Une fois les aides déduites, la question devient celle du solde : sur le cas type à Tornac, le reste à charge d'un ménage très modeste ressort à 6 000 € après aide ANAH et prise en charge de l'accompagnement. Étalé sur quinze ans en éco-prêt à taux zéro, cela représente de l'ordre de 35 € par mois, à comparer aux 1 460 € d'économie annuelle attendue sur la facture d'énergie.
La lecture du parc complète l'analyse : de l'ordre de 381 maisons individuelles, 227 diagnostics publiés pour 1 000 résidences principales, un bassin de travaux structuré autour de CA Alès Agglomération. Ce volume ne préjuge d'aucune éligibilité individuelle : il indique seulement où se concentrent, à Tornac, les situations où le scénario décrit sur cette page a le plus de chances d'être pertinent.
Le gain se calcule, il ne s'annonce pas : la remise à niveau d'un logement mis en location traite 40 à 60 % du besoin. Appliqué au cas de référence à Tornac, en zone H2c, cela ramène 9 891 à 14 836 kWh par an, valorisés 1 062 € à 1 593 € au tarif conventionnel 2026.
Dans l'ordonnancement du chantier à Tornac, la remise à niveau d'un logement mis en location mobilise un opérateur agréé par l'Anah pendant cinq à neuf mois. Cette durée se cale entre l'audit préalable et la mise en service du générateur : la déplacer en fin de chantier oblige presque toujours à reprendre des interfaces déjà refermées.
Le relais de proximité compte autant que le barème national : à Tornac est rattachée à CA Alès Agglomération. Les conseillers France Rénov' de ce périmètre valident la cohérence du projet de la remise à niveau d'un logement mis en location et signalent les dispositifs locaux cumulables.
Base ADEME : 99 diagnostics enregistrés à Tornac, soit un taux de 227 pour 1 000 logements.
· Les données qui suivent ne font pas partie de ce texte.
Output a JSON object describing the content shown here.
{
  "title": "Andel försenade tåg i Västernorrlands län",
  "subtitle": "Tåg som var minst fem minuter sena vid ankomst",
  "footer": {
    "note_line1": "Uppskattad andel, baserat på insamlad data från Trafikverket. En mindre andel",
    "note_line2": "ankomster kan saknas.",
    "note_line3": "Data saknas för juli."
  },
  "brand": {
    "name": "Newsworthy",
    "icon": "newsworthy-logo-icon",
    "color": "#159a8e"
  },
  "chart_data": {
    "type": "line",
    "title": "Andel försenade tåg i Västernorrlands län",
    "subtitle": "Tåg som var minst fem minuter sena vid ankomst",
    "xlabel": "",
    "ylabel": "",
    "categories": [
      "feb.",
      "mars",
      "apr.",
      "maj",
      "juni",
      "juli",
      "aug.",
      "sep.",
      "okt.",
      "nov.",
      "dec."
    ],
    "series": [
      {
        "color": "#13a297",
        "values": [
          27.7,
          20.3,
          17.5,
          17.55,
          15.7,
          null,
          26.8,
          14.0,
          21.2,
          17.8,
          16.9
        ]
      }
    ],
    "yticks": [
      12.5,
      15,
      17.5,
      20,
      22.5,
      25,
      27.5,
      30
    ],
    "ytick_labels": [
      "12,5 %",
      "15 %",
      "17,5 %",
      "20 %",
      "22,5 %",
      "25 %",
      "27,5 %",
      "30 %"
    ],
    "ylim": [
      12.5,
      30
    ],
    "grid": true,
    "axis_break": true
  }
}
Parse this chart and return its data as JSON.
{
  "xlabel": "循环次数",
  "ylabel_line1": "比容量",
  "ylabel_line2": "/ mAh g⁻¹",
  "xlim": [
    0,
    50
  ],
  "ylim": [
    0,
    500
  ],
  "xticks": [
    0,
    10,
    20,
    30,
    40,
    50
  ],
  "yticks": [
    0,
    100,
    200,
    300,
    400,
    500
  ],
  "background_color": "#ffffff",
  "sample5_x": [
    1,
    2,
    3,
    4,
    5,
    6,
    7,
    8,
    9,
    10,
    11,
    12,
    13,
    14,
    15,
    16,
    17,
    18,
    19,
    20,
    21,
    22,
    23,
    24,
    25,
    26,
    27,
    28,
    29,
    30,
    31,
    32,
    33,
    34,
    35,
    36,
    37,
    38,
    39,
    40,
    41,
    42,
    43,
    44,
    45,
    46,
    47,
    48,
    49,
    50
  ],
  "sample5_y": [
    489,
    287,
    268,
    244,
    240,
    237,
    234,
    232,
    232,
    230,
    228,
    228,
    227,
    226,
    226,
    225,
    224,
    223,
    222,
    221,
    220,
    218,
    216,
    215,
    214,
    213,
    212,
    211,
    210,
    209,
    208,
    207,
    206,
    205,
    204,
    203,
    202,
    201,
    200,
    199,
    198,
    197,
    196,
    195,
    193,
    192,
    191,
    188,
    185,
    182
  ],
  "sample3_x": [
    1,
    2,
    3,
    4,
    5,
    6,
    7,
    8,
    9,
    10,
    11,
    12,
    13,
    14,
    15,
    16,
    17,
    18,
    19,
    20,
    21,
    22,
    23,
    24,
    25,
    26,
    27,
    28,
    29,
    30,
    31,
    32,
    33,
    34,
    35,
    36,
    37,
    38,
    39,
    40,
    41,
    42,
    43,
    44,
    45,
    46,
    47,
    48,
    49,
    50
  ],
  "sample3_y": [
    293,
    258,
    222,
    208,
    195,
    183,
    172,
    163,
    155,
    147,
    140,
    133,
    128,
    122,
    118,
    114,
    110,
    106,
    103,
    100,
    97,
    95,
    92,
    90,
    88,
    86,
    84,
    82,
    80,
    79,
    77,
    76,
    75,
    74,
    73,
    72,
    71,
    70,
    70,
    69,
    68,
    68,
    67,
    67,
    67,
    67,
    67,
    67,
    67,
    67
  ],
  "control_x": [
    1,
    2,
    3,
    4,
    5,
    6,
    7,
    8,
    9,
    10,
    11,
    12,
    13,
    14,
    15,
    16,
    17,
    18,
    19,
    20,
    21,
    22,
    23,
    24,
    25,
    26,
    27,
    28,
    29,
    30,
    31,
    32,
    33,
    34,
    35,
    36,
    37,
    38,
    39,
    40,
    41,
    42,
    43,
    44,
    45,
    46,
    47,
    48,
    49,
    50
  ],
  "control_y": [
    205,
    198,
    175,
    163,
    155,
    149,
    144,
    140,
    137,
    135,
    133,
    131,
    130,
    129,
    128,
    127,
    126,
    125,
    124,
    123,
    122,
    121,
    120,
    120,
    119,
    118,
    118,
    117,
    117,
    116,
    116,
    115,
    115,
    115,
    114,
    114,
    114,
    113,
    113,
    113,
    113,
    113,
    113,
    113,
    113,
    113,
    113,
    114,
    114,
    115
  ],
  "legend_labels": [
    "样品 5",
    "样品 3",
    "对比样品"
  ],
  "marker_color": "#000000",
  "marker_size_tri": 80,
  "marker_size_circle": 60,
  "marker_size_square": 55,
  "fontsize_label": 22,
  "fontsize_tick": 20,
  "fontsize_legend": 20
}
Plus ce taux est élevé, plus la demande adressée à un opérateur agréé par l'Anah est soutenue — et plus il faut anticiper la réservation d'un créneau pour la remise à niveau d'un logement mis en location (cinq à neuf mois).
Coût complet plutôt que prix d'achat : 5 963 000 € pour la remise à niveau d'un logement mis en location à Tornac, soit 298 150 € par an sur une durée d'usage de vingt ans, sous réserve que les critères de décence et un engagement de loyer maîtrisé soit tenu dans la durée. C'est cette valeur annualisée qui se compare à l'économie d'énergie.
Point de vigilance financier à Tornac : un engagement de conventionnement signé sans simuler le manque à gagner locatif. Une reprise représente 10 à 20 % du poste, soit 596 300 € à 1 192 600 €, sans nouvelle aide mobilisable — d'où l'intérêt d'un contrôle en cours de chantier plutôt qu'à la réception.
Le métré fait foi avant toute discussion de prix : à Tornac, sur une base de 110 m² en zone H2c, la remise à niveau d'un logement mis en location représente de l'ordre de 178 logement du parc locatif. Multiplié par un prix unitaire de 22 000 à 45 000 €, on obtient une fourchette de 3 916 000 € à 8 010 000 € TTC, que le plafond d'assiette de 40 000 € HT vient ensuite borner.